Senator Cynthia Lummis and others are now attempting to narrow the scope of the law’s crypto broker clause with a separate bill.
President Joe Biden signed into law Monday the $1 trillion bipartisan infrastructure bill, which contains a controversial cryptocurrency tax reporting requirement.
- The crypto industry was concerned about a tax reporting requirement within the bill that sought to expand the definition of a broker for Internal Revenue Service purposes. The bill would require all brokers to report transactions under the current tax code.
- Industry proponents worried the definition would be too broad, capturing entities such as miners and other parties that don’t actually facilitate transactions.
- Sen. Cynthia Lummis (R-Wyo.) and others are attempting to narrow the scope of the law’s crypto broker clause with a separate bill introduced Monday.
- Another provision opposed by the crypto industry essentially requires recipients of transactions over $1,000 to verify the sender’s personal information and record his or her Social Security number, the nature of the transaction and other information, and report the transaction to the government within 15 days.
- Some lawyers have pointed out that when applied to cryptocurrencies and other digital assets like non-fungible tokens (NFT), it would be nearly impossible to comply with the law.
Senator Cynthia Lummis (Republican-Wyoming.) on Monday mounted a last-ditch effort to narrow the bipartisan infrastructure bill’s crypto broker clause. The bill is expected to become law later today when signed by President Joe Biden.

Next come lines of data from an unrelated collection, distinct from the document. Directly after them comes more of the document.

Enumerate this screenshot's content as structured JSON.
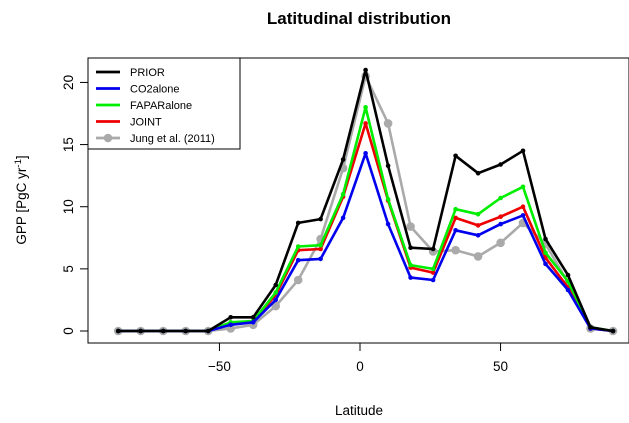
{
  "chart_data": {
    "type": "line",
    "title": "Latitudinal distribution",
    "xlabel": "Latitude",
    "ylabel": "GPP [PgC yr",
    "ylabel_sup": "-1",
    "ylabel_end": "]",
    "xlim": [
      -90,
      90
    ],
    "ylim": [
      0,
      21
    ],
    "xticks": [
      -50,
      0,
      50
    ],
    "yticks": [
      0,
      5,
      10,
      15,
      20
    ],
    "grid": false,
    "legend_position": "top-left",
    "x": [
      -86,
      -78,
      -70,
      -62,
      -54,
      -46,
      -38,
      -30,
      -22,
      -14,
      -6,
      2,
      10,
      18,
      26,
      34,
      42,
      50,
      58,
      66,
      74,
      82,
      90
    ],
    "series": [
      {
        "name": "PRIOR",
        "color": "#000000",
        "marker_size": 2.3,
        "values": [
          0,
          0,
          0,
          0,
          0,
          1.1,
          1.1,
          3.7,
          8.7,
          9.0,
          13.8,
          21.0,
          13.3,
          6.7,
          6.6,
          14.1,
          12.7,
          13.4,
          14.5,
          7.4,
          4.5,
          0.3,
          0
        ]
      },
      {
        "name": "CO2alone",
        "color": "#0000ee",
        "marker_size": 2.3,
        "values": [
          0,
          0,
          0,
          0,
          0,
          0.5,
          0.7,
          2.5,
          5.7,
          5.8,
          9.1,
          14.3,
          8.6,
          4.3,
          4.1,
          8.1,
          7.7,
          8.6,
          9.3,
          5.4,
          3.3,
          0.2,
          0
        ]
      },
      {
        "name": "FAPARalone",
        "color": "#00ee00",
        "marker_size": 2.3,
        "values": [
          0,
          0,
          0,
          0,
          0,
          0.7,
          0.8,
          3.1,
          6.8,
          6.9,
          11.0,
          18.0,
          10.6,
          5.3,
          5.0,
          9.8,
          9.4,
          10.7,
          11.6,
          6.3,
          4.0,
          0.3,
          0
        ]
      },
      {
        "name": "JOINT",
        "color": "#ee0000",
        "marker_size": 2.3,
        "values": [
          0,
          0,
          0,
          0,
          0,
          0.6,
          0.8,
          2.9,
          6.5,
          6.6,
          10.8,
          16.7,
          10.5,
          5.1,
          4.7,
          9.1,
          8.5,
          9.2,
          10.0,
          5.9,
          3.5,
          0.2,
          0
        ]
      },
      {
        "name": "Jung et al. (2011)",
        "color": "#aaaaaa",
        "marker_size": 4.3,
        "values": [
          0,
          0,
          0,
          0,
          0,
          0.2,
          0.5,
          2.0,
          4.1,
          7.4,
          13.1,
          20.5,
          16.7,
          8.4,
          6.4,
          6.5,
          6.0,
          7.1,
          8.7,
          7.0,
          3.9,
          0.2,
          0
        ]
      }
    ]
  }
}
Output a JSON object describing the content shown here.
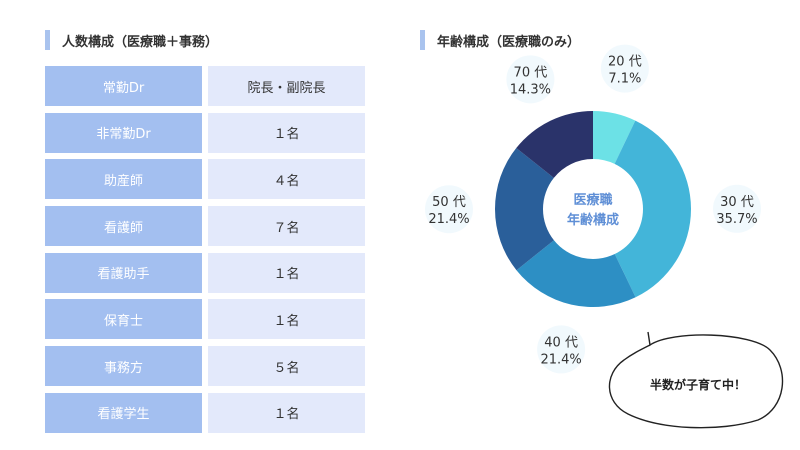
{
  "left_title": "人数構成（医療職＋事務）",
  "right_title": "年齢構成（医療職のみ）",
  "staff_rows": [
    {
      "label": "常勤Dr",
      "value": "院長・副院長"
    },
    {
      "label": "非常勤Dr",
      "value": "１名"
    },
    {
      "label": "助産師",
      "value": "４名"
    },
    {
      "label": "看護師",
      "value": "７名"
    },
    {
      "label": "看護助手",
      "value": "１名"
    },
    {
      "label": "保育士",
      "value": "１名"
    },
    {
      "label": "事務方",
      "value": "５名"
    },
    {
      "label": "看護学生",
      "value": "１名"
    }
  ],
  "callout": "半数が子育て中！",
  "chart_data": {
    "type": "pie",
    "title": "年齢構成（医療職のみ）",
    "center_label": [
      "医療職",
      "年齢構成"
    ],
    "categories": [
      "20 代",
      "30 代",
      "40 代",
      "50 代",
      "70 代"
    ],
    "values": [
      7.1,
      35.7,
      21.4,
      21.4,
      14.3
    ],
    "value_labels": [
      "7.1%",
      "35.7%",
      "21.4%",
      "21.4%",
      "14.3%"
    ],
    "colors": [
      "#6ce1e6",
      "#43b5d9",
      "#2d8fc4",
      "#2a5f9a",
      "#2a336a"
    ]
  }
}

Lummis, an ardent crypto advocate, introduced a bill to rewrite a controversial tax provision that critics have said would stifle the U.S. crypto industry. In its place, she proposed language that appeared similar to a compromise agreement considered earlier this year.
The proposed language would exempt blockchain validators, non-custodial hardware or software vendors and protocol developers from the definition of “broker” and its myriad tax implications.
As it currently stands, the bipartisan infrastructure bill defines “any person who is responsible for regularly providing any service effectuating transfers of digital assets on behalf of another person” as a broker.
“We need to be fostering innovation, not stifling it, if we are going to maintain America’s position as the global financial leader,” Lummis said in a statement. “I’m proud to introduce this bipartisan bill to ensure that our tax system reflects the realities of digital assets and distributed ledger technology.”